If the weather permits, the Botanic Gardens, near Queen’s University, are a lovely green oasis perfect for a midday picnic. Grab supplies from St George’s Market, an elegant Victorian covered market and the oldest continually operating market in Ireland. For an evening stroll, the Cathedral Quarter - named after St Anne’s Cathedral - is sure to please, with numerous pubs and restaurants and a scattering of historic buildings for atmosphere.
Enjoy your stay in Belfast
Although Belfast is generally a safe city to stay in, there are areas which should be avoided at night. Use common sense and stick to main roads while keeping clear of dimly lit streets or neighbourhoods. The city centre is considered a neutral zone and has a full range of accommodation options, from budget hostels to high-end hostels. Book a room in a boutique hotel or B&B for something a little more unique.

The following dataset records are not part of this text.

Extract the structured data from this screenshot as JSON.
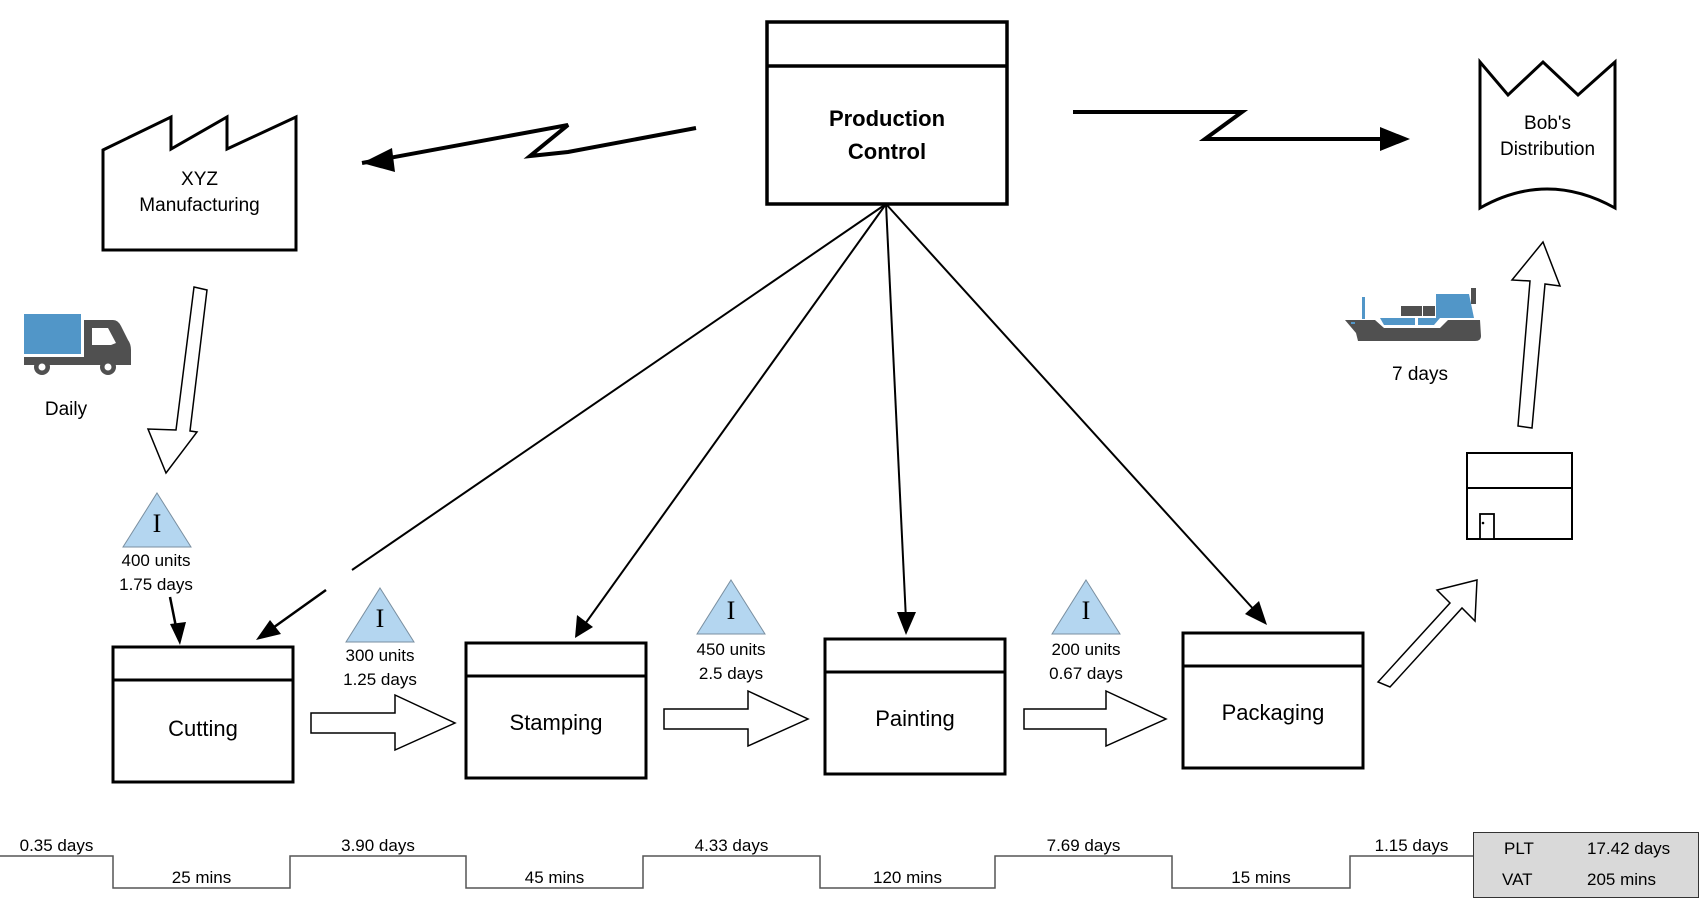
{
  "diagram": {
    "type": "value-stream-map",
    "colors": {
      "inventory_fill": "#b4d6f0",
      "truck_box": "#5196c8",
      "icon_dark": "#505050",
      "summary_bg": "#d9d9d9"
    }
  },
  "supplier": {
    "name_line1": "XYZ",
    "name_line2": "Manufacturing",
    "icon": "factory-icon"
  },
  "production_control": {
    "line1": "Production",
    "line2": "Control"
  },
  "customer": {
    "name_line1": "Bob's",
    "name_line2": "Distribution",
    "icon": "customer-icon"
  },
  "inbound_shipment": {
    "icon": "truck-icon",
    "frequency": "Daily"
  },
  "outbound_shipment": {
    "icon": "ship-icon",
    "duration": "7 days"
  },
  "warehouse": {
    "icon": "warehouse-icon"
  },
  "processes": [
    {
      "name": "Cutting"
    },
    {
      "name": "Stamping"
    },
    {
      "name": "Painting"
    },
    {
      "name": "Packaging"
    }
  ],
  "inventories": [
    {
      "symbol": "I",
      "units": "400 units",
      "days": "1.75 days"
    },
    {
      "symbol": "I",
      "units": "300 units",
      "days": "1.25 days"
    },
    {
      "symbol": "I",
      "units": "450 units",
      "days": "2.5 days"
    },
    {
      "symbol": "I",
      "units": "200 units",
      "days": "0.67 days"
    }
  ],
  "timeline": {
    "wait_times": [
      "0.35 days",
      "3.90 days",
      "4.33 days",
      "7.69 days",
      "1.15 days"
    ],
    "process_times": [
      "25 mins",
      "45 mins",
      "120 mins",
      "15 mins"
    ]
  },
  "summary": {
    "plt_label": "PLT",
    "plt_value": "17.42 days",
    "vat_label": "VAT",
    "vat_value": "205 mins"
  }
}
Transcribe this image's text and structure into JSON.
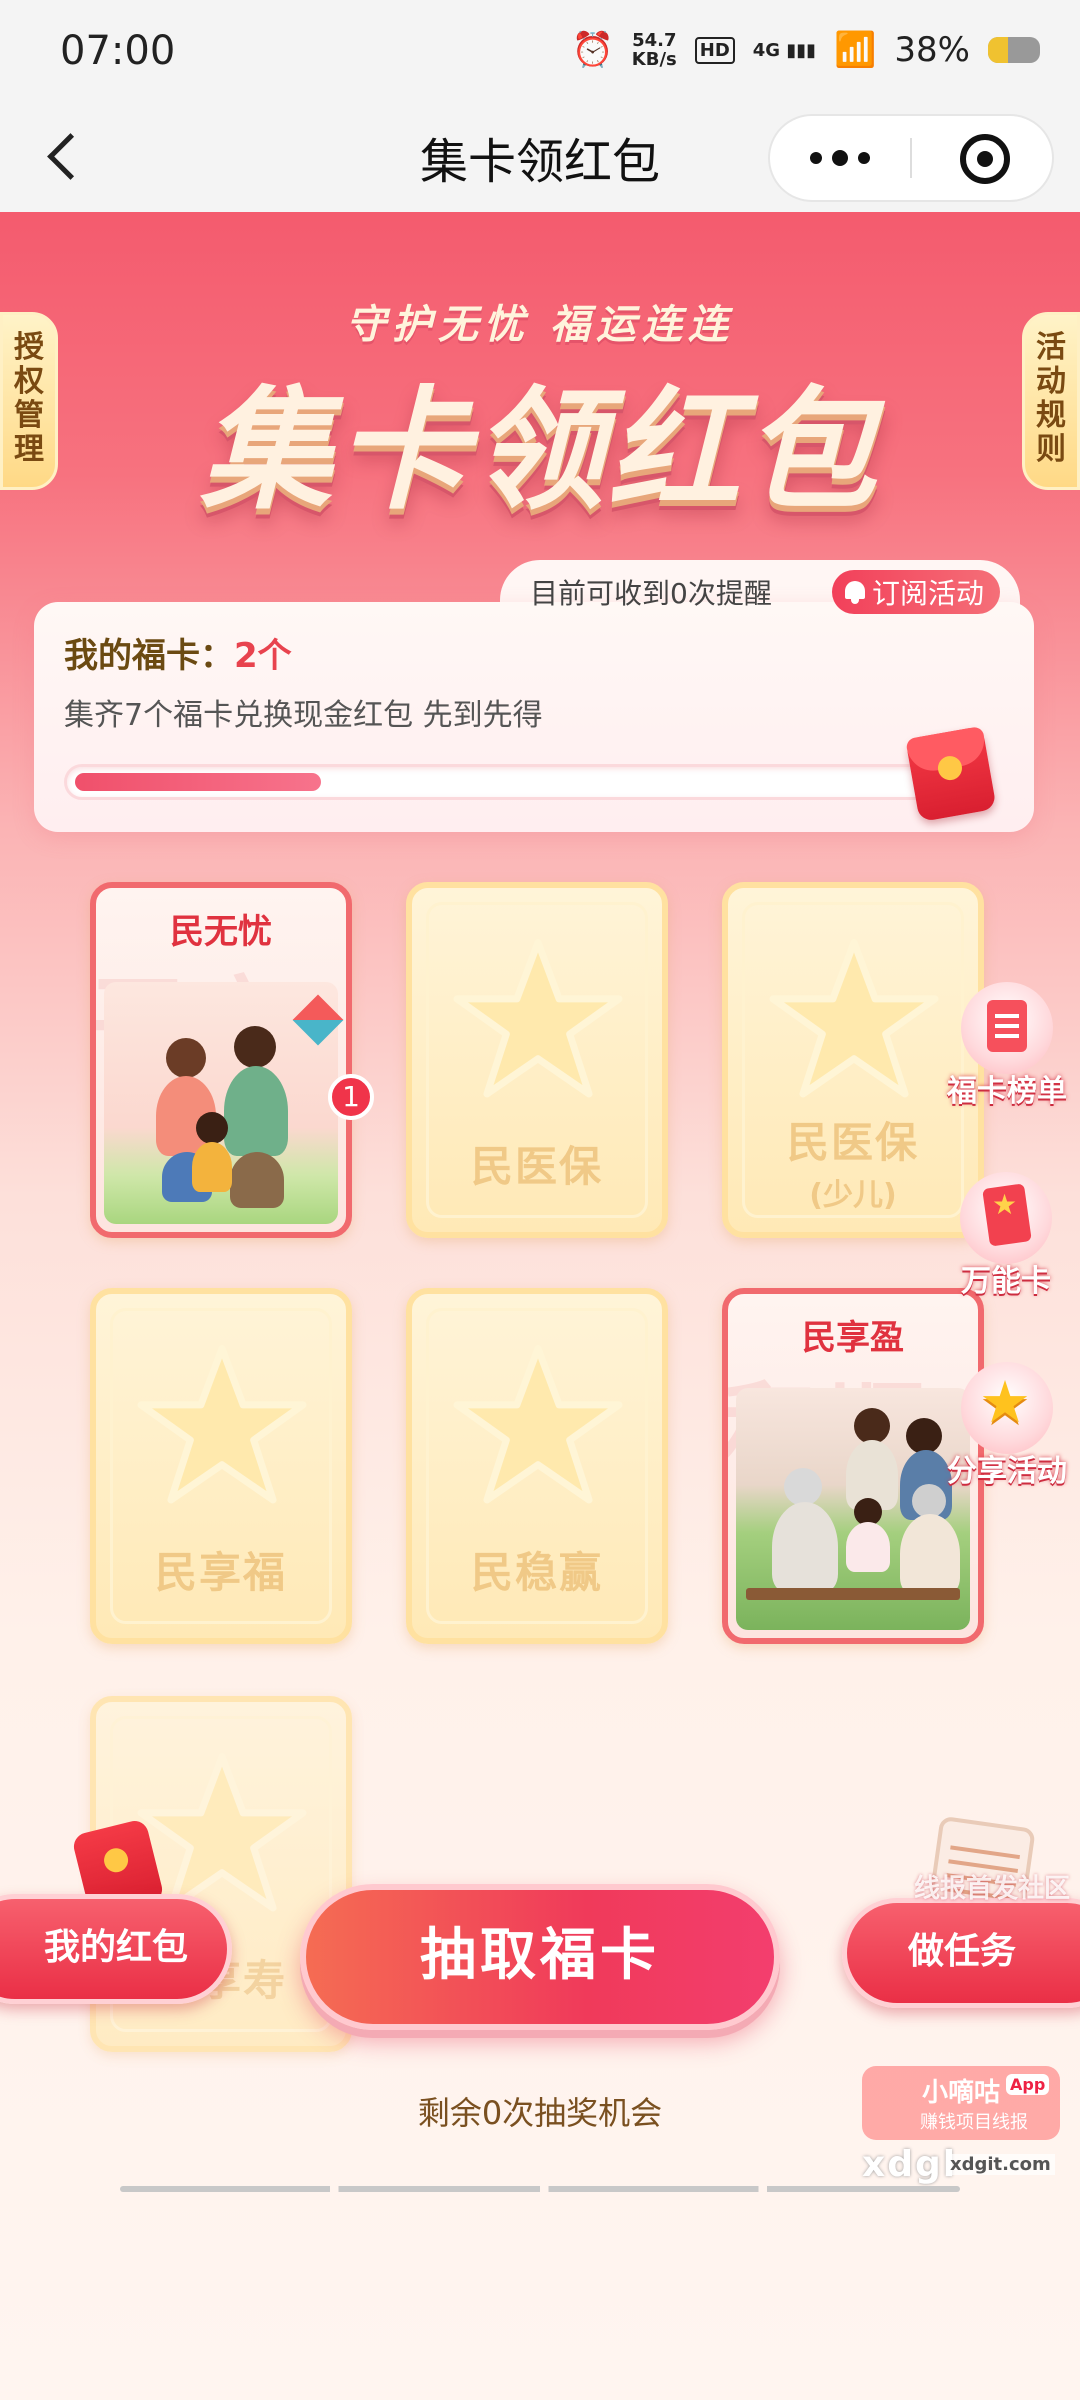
{
  "status_bar": {
    "time": "07:00",
    "net_speed_value": "54.7",
    "net_speed_unit": "KB/s",
    "hd": "HD",
    "network": "4G",
    "battery": "38%"
  },
  "nav": {
    "title": "集卡领红包"
  },
  "hero": {
    "subtitle": "守护无忧  福运连连",
    "title": "集卡领红包"
  },
  "side_tabs": {
    "left": [
      "授",
      "权",
      "管",
      "理"
    ],
    "right": [
      "活",
      "动",
      "规",
      "则"
    ]
  },
  "reminder": {
    "text": "目前可收到0次提醒",
    "subscribe_label": "订阅活动"
  },
  "progress": {
    "my_cards_label": "我的福卡：",
    "my_cards_count": "2个",
    "description": "集齐7个福卡兑换现金红包 先到先得",
    "collected": 2,
    "total": 7
  },
  "cards": [
    {
      "name": "民无忧",
      "owned": true,
      "count": "1",
      "bg_text": "平安"
    },
    {
      "name": "民医保",
      "owned": false
    },
    {
      "name": "民医保",
      "sub": "(少儿)",
      "owned": false
    },
    {
      "name": "民享福",
      "owned": false
    },
    {
      "name": "民稳赢",
      "owned": false
    },
    {
      "name": "民享盈",
      "owned": true,
      "bg_text": "和顺"
    },
    {
      "name": "民享寿",
      "owned": false
    }
  ],
  "float_buttons": {
    "ranking": "福卡榜单",
    "wildcard": "万能卡",
    "share": "分享活动"
  },
  "bottom": {
    "my_redpack": "我的红包",
    "draw": "抽取福卡",
    "task": "做任务",
    "remaining": "剩余0次抽奖机会"
  },
  "watermarks": {
    "line1": "线报首发社区",
    "brand": "小嘀咕",
    "app": "App",
    "brand_sub": "赚钱项目线报",
    "domain": "xdgl",
    "domain_small": "xdgit.com"
  },
  "colors": {
    "accent_red": "#f03a5a",
    "gold_text": "#6b4a12",
    "card_empty": "#ffe9b6"
  }
}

Arriving in Belfast and getting around
Choose from Belfast’s two airports for a convenient arrival. George Best Belfast City Airport is closest to the city centre and services flights from UK cities and France. Belfast International Airport is the larger of the two and offers flights to more international destinations, however, it is also located further from the city centre. A domestic train network transports visitors to Belfast from Bangor, Portadown, Larne and Coleraine. It’s possible to take a bus from England or Scotland with a quick trip over the water via the fast ferry Stranraer. Car rental locations in Belfast are relatively scarce but there are some providers in Belfast city. As with many cities in Ireland, the city centre of Belfast is compact enough to discover on foot. The local bus network is extensive, however, tickets are expensive and the service is not 24 hours. Black Taxi tours come highly recommended for tourists wishing to be guided around the city by a local expert.